This Miss Susan said low, with her eyes bent on the fire, to herself rather than to Giovanna; from whom, indeed, she expected no response.

“Mon Dieu! it is not like that,” cried the young woman; “what is it that I do to you? Nothing! I do not trouble, nor tease, nor ask for anything. I am contented with what you give me. I have come here, and I find it well; but you, what is it that I do to you? I do not interfere. It is but to see me one time in a day, two times, perhaps. Listen, it cannot be so bad for you to see me even two times in a day as it would be for me to go back to my belle-mère.”

“But you have no right to be here,” said Miss Susan, shaking her gray dress free from the baby’s grasp, who had rolled softly off the young woman’s knee, and now sat on the carpet between them. His little babble went on all through their talk. The plaything Giovanna had given him—a paper-knife of carved ivory—was a delightful weapon to the child; he struck the floor with it, which under no possibility could be supposed capable of motion, and then the legs of the chair, on which Miss Susan sat, which afforded a more likely steed. Miss Susan had hard ado to pull her skirts from the soft round baby fingers, as the child looked up at her with great eyes, which laughed in her angry face. It was all she could do to keep her heart from melting to him; but then, that woman! who looked at her with eyes which were not angry, nor disagreeable, wooing her to smile—which not for the world, and all it contained, would she do.

“Always I have seen that one does what one can for one’s self,” said Giovanna; “shall I think of you first, instead of myself? But no! is there any in the world who does that? But, no! it is contrary to reason. I do my best for me; and then I reflect, now that I am well off, I will hurt no one. I will be friends if Madame Suzanne will. I wish not to trouble her. I will show de l’amitié for her as well as for le petit. Thus it should be when we live in one house.”

Giovanna spoke with a certain earnestness as of honest conviction. She had no sense of irony in her mind; but Miss Susan had a deep sense of irony, and felt herself insulted when she was thus addressed by the intruder who had found her way into her house, and made havoc of her life. She got up hastily to her feet, overturning the child, who had now seated himself on her dress, and for whom this hasty movement had all the effect of an earthquake. She did not even notice this, however, and paid no attention to his cries, but fell to walking about the room in a state of impatience and excitement which would not be kept under.

“You do well to teach me what people should do who live in one house!” cried Miss Susan. “It comes gracefully from you who have forced yourself into my house against my will—who are a burden, and insupportable to me—you and your child. Take him away, or you will drive me mad!
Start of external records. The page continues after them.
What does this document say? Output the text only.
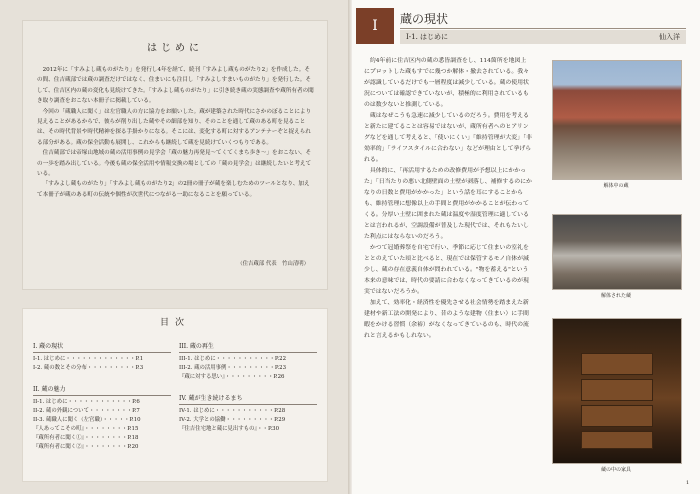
はじめに

2012年に「すみよし蔵ものがたり」を発行し4年を経て、続刊「すみよし蔵ものがたり2」を作成した。その間、住吉蔵部では蔵の調査だけではなく、住まいにも注目し「すみよしすまいものがたり」を発行した。そして、住吉区内の蔵の変化も見続けてきた。「すみよし蔵ものがたり」に引き続き蔵の実態調査や蔵所有者の聞き取り調査をおこない本冊子に掲載している。

今回の「蔵職人に聞く」は左官職人の方に協力をお願いした。蔵が建築された時代にさかのぼることにより見えることがあるからで、彼らが削り出した蔵やその細部を知り、そのことを通して蔵のある町を見ることは、その時代背景や時代精神を探る手掛かりになる。そこには、変化する町に対するアンテナーぞと捉えられる部分がある。蔵の保全活動も展開し、これからも継続して蔵を見続けていくつもりである。

住吉蔵部では帝塚山地域の蔵の活用事例の見学会「蔵の魅力再発見～てくてくまち歩き～」をおこない、その一歩を踏み出している。今後も蔵の保全活用や情報交換の場としての「蔵の見学会」は継続したいと考えている。

「すみよし蔵ものがたり」「すみよし蔵ものがたり2」の2冊の冊子が蔵を楽しむためのツールとなり、加えて本冊子が蔵のある町の伝統や個性が次世代につながる一助になることを願っている。

（住吉蔵部 代表　竹山清明）
目次
I. 蔵の現状
I-1. はじめに・・・・・・・・・・・・・P.1
I-2. 蔵の数とその分布・・・・・・・・・P.3
II. 蔵の魅力
II-1. はじめに・・・・・・・・・・・・P.6
II-2. 蔵の外観について・・・・・・・・P.7
II-3. 蔵職人に聞く（左官職）・・・・・P.10
『人あってこその町』・・・・・・・・P.15
『蔵所有者に聞く①』・・・・・・・・P.18
『蔵所有者に聞く②』・・・・・・・・P.20
III. 蔵の再生
III-1. はじめに・・・・・・・・・・・P.22
III-2. 蔵の活用事例・・・・・・・・・P.23
『蔵に対する思い』・・・・・・・・・P.26
IV. 蔵が生き続けるまち
IV-1. はじめに・・・・・・・・・・・P.28
IV-2. 大学との協働・・・・・・・・・P.29
『住吉住宅地と蔵に見出すもの』・・P.30
I	蔵の現状
I-1. はじめに	仙入洋

約4年前に住吉区内の蔵の悉皆調査をし、114箇所を地図上にプロットした蔵もすでに幾つか解体・撤去されている。我々が認識しているだけでも一層程度は減少している。蔵の使用状況については確認できていないが、積極的に利用されているものは数少ないと推測している。

蔵はなぜこうも急速に減少しているのだろう。費用を考えると新たに建てることは容易ではないが、蔵所有者へのヒアリングなどを通して考えると、「使いにくい」「維持管理が大変」「非効率的」「ライフスタイルに合わない」などが理由として挙げられる。

具体的に、「再活用するための改修費用が予想以上にかかった」「日当たりの悪い北側壁面の土壁が剥落し、補修するのにかなりの日数と費用がかかった」という話を耳にすることからも、維持管理に想像以上の手間と費用がかかることが伝わってくる。分厚い土壁に囲まれた蔵は温度や湿度管理に適しているとは言われるが、空調設備が普及した現代では、それもたいした利点にはならないのだろう。

かつて冠婚葬祭を自宅で行い、季節に応じて住まいの室礼をととのえていた頃と比べると、現在では保管するモノ自体が減少し、蔵の存在意義自体が問われている。"物を蓄える"という本来の意味では、時代の要請に合わなくなってきているのが現実ではないだろうか。

加えて、効率化・経済性を優先させる社会情勢を踏まえた新建材や新工法の開発により、昔のような建物（住まい）に手間暇をかける習慣（余裕）がなくなってきているのも、時代の流れと言えるかもしれない。

解体中の蔵
解体された蔵
蔵の中の家具
1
I cannot hear myself speak.”

“Hush, mon ange,” said Giovanna; “hush, here is something else that is pretty for thee—hush! and do not make the bonne maman angry. Ah, pardon, Madame Suzanne, you are not the bonne maman—but you look almost like her when you look like that!”

“You are very impertinent,” said Miss Susan, blushing high; for to compare her to Madame Austin of Bruges was more than she could bear.

“That is still more like her!” said Giovanna; “the belle-mère often tells me I am impertinent. Can I help it then? if I say what I think, that cannot be wrong. But you are not really like the bonne maman, Madame Suzanne,” she added, subduing the malice in her eyes. “You hate me, but you do not try to make me unhappy. You give me everything I want. You do not grudge; you do not make me work. Ah, what a life she would have made to one who came like me!”

This silenced Miss Susan, in spite of herself; for she herself felt and knew that she was not at all kind to Giovanna, and she was quite unaware that Giovanna was inaccessible to those unkindnesses which more refined natures feel, and having the substantial advantages of her reception at Whiteladies undisturbed by any practical hardship, had no further requirements in a sentimental sort. Miss Susan felt that she was not kind, but Giovanna did not feel it; and as the elder woman could not understand the bluntness of feeling in the younger, which produced this toleration, she was obliged, against her will, to see in it some indication of a higher nature. She thought reluctantly, and for the moment, that the woman whom she loathed was better than herself. She came back to the chair as this thought forced itself upon her, and sat down there and fixed her eyes upon the intruder, who still held her place on the carpet at her feet.